Yannick Jadot critique la primaire de gauche pour l’élection présidentielle de 2027
Yannick Jadot, sénateur écologiste de Paris, a exprimé son opposition à la primaire de gauche pour l’élection présidentielle de 2027, plaidant pour l’élaboration d’un « programme » et d’une « équipe » commune au préalable, rapporte TopTribune.
Jadot a déclaré que plus personne à gauche ne souhaite participer à cette primaire, notant que même au sein des Verts, l’idée a été largement abandonnée. « Même chez Les Ecologistes, comme au Parti socialiste, tout le monde a abandonné cette idée. Y compris parce qu’on voit bien qu’ils ne sont pas prêts », a-t-il affirmé lors de l’émission « Dimanche en politique » sur France 3.
Il a également mis en garde contre « cette façon de survendre [ce processus de désignation] », qui pourrait créer des attentes déçues parmi les électeurs. « On a fait de cet outil un objectif politique en soi.
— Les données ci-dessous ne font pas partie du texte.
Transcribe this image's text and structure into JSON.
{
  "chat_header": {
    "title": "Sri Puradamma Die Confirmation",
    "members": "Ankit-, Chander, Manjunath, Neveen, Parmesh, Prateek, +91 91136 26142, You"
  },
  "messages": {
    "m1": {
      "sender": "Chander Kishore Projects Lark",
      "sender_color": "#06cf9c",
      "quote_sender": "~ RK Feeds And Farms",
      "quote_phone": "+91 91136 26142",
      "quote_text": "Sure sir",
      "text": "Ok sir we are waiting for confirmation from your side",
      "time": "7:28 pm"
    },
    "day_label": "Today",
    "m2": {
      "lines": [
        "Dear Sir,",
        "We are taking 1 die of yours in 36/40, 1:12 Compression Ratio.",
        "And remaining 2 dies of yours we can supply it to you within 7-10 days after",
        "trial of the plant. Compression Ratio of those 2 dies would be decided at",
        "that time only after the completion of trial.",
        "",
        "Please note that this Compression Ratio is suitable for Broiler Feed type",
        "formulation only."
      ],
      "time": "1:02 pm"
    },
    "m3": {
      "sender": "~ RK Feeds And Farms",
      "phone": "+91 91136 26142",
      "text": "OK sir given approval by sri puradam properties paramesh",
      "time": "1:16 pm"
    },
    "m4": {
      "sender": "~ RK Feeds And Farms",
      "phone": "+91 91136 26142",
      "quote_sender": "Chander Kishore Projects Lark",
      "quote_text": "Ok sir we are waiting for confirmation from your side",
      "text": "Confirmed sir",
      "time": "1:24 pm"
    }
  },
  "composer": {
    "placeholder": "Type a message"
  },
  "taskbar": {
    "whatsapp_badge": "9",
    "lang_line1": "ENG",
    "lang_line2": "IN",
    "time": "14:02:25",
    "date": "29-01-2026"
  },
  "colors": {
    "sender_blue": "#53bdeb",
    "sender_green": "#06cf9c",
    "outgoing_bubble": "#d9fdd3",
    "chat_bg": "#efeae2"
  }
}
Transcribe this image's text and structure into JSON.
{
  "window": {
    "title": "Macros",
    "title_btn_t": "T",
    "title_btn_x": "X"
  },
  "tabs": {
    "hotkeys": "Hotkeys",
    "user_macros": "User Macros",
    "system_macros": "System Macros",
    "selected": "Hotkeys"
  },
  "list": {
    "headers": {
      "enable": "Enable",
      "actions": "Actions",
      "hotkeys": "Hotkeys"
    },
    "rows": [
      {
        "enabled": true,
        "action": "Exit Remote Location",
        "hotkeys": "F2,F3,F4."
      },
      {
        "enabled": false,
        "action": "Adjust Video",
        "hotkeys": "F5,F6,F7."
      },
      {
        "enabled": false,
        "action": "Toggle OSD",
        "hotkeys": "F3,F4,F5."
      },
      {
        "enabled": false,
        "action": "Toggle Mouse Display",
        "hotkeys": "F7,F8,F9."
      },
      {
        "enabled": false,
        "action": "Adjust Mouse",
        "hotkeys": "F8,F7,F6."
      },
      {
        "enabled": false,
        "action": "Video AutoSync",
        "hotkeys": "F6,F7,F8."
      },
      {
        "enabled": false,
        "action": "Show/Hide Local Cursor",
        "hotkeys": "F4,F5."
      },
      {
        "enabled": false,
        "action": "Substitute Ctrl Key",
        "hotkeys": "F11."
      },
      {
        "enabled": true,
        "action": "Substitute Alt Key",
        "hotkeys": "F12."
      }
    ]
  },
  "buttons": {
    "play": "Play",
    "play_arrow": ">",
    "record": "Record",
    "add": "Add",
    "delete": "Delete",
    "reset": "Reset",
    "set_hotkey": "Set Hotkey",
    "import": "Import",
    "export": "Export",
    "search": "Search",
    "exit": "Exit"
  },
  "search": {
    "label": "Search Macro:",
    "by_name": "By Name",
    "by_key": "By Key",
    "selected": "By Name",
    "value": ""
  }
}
C’est ridicule, parce que si ça n’arrive pas, il faudra quand même gagner et mobiliser », a-t-il insisté.
Dernièrement, Jadot a lancé une initiative visant à construire « un projet crédible et mobilisateur », soutenue par une quarantaine d’élus de gauche. Face à une primaire prévue le 11 octobre, qui souffre d’un manque d’engouement, notamment chez les socialistes, cet appel vise à redynamiser l’unité de la gauche.
Pour obtenir une candidature commune, il a souligné l’importance d’émettre un programme consensuel et d’assurer un accord pour les législatives. « La garantie, c’est qu’on ait un programme sur lequel on est d’accord, c’est qu’on ait un accord aux législatives, c’est qu’on ait une équipe », a-t-il déclaré.
Bien qu’actuellement, Raphaël Glucksmann soit considéré comme le favori, Jadot a laissé entendre qu’une candidature écologiste pourrait émerger d’ici « la fin de l’été », à condition qu’elle puisse « rassembler au-delà de la gauche » lors d’une compétition contre Jean-Luc Mélenchon au premier tour, tout en visant un rassemblement au second tour face à l’extrême droite.
Karim Bouamrane, maire PS de Saint-Ouen, a également critiqué la primaire, affirmant qu’elle « prend du plomb dans l’aile », soulignant ainsi les défis que la gauche doit surmonter pour s’unir avant l’élection.